Faden received the Adam Yarmolinsky Medal, which is awarded to a member from a discipline outside the health and medical sciences who has contributed to the mission of the NAM over a significant period. Faden is an outstanding scholar, teacher, and citizen, whose contributions to the National Academy of Medicine and the National Academies have been extensive and significant. Throughout her career, Faden has changed the role of bioethics in health and medicine by emphasizing the role of public health ethics, tackling novel questions in research ethics, and exploring foundational issues in social justice. She has shared her expertise as a member of many National Academies committees since the late 1980s. For example, from 1992 to 1993, she chaired the Committee on Legal and Ethical Issues Relating to the Inclusion of Women in Clinical Studies, whose report outlined guiding principles about justice in research, especially in the context of gender bias and human research. Based on these guiding principles, the report explained why and when health questions should be examined separately for women and men, promoted strategies to recruit more women and minority populations in clinical research, and recommended that women of reproductive age not be excluded from clinical studies by default and in the absence of proper risk-benefit analysis. From 2010 to 2012, Faden also co-chaired the Committee on Ethical and Scientific Issues in Studying the Safety of Approved Drugs, which recommended changes to how the Food and Drug Administration approaches post-marketing drug studies, when to require randomized trials, and different types of oversight to better protect citizens from drug safety failures. Faden has also participated in other important National Academies bodies, including the Board on Health Sciences Policy and the NAM Membership Committee. She has worked to advance social justice through a number of National Academies forums and meetings and authored commissioned papers for the National Academies on when and why racial and ethnic disparities matter and on ethical and legal issues in a pandemic response. In her work for the National Academies and Johns Hopkins University, Faden continues to set the agenda for emerging issues in bioethics and to prepare the next generation of scholars.
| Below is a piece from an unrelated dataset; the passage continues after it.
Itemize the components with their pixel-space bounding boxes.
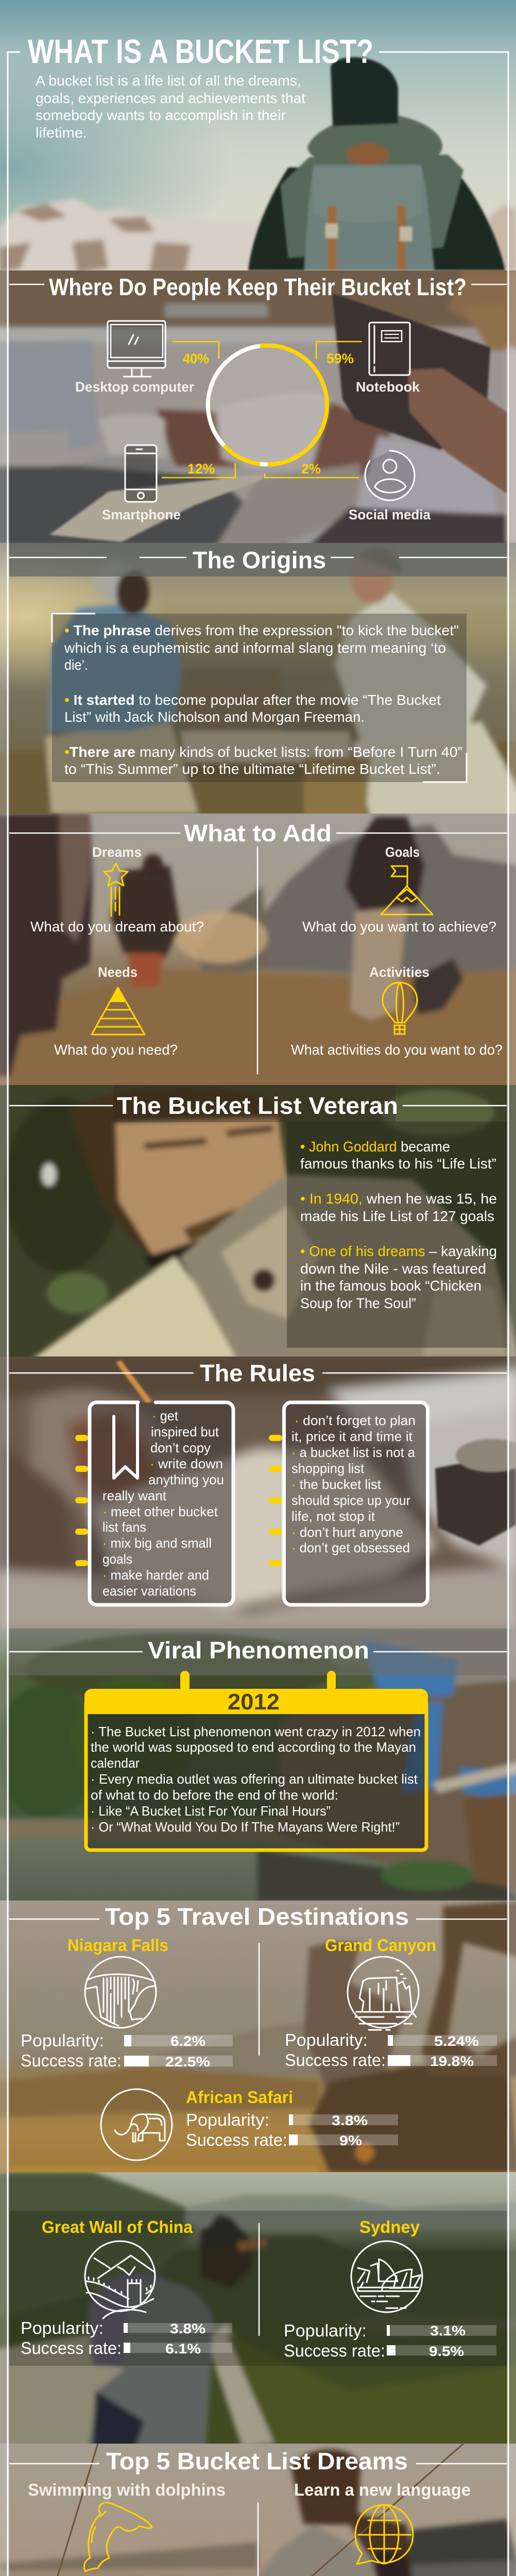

The National Academy of Medicine, established in 1970 as the Institute of Medicine, is an independent organization of eminent professionals from diverse fields including health and medicine; the natural, social, and behavioral sciences; and beyond. It serves alongside the National Academy of Sciences and the National Academy of Engineering as an adviser to the nation and the international community. Through its domestic and global initiatives, the NAM works to address critical issues in health, medicine, and related policy and inspire positive action across sectors. The NAM collaborates closely with its peer academies and other divisions within the National Academies of Sciences, Engineering, and Medicine.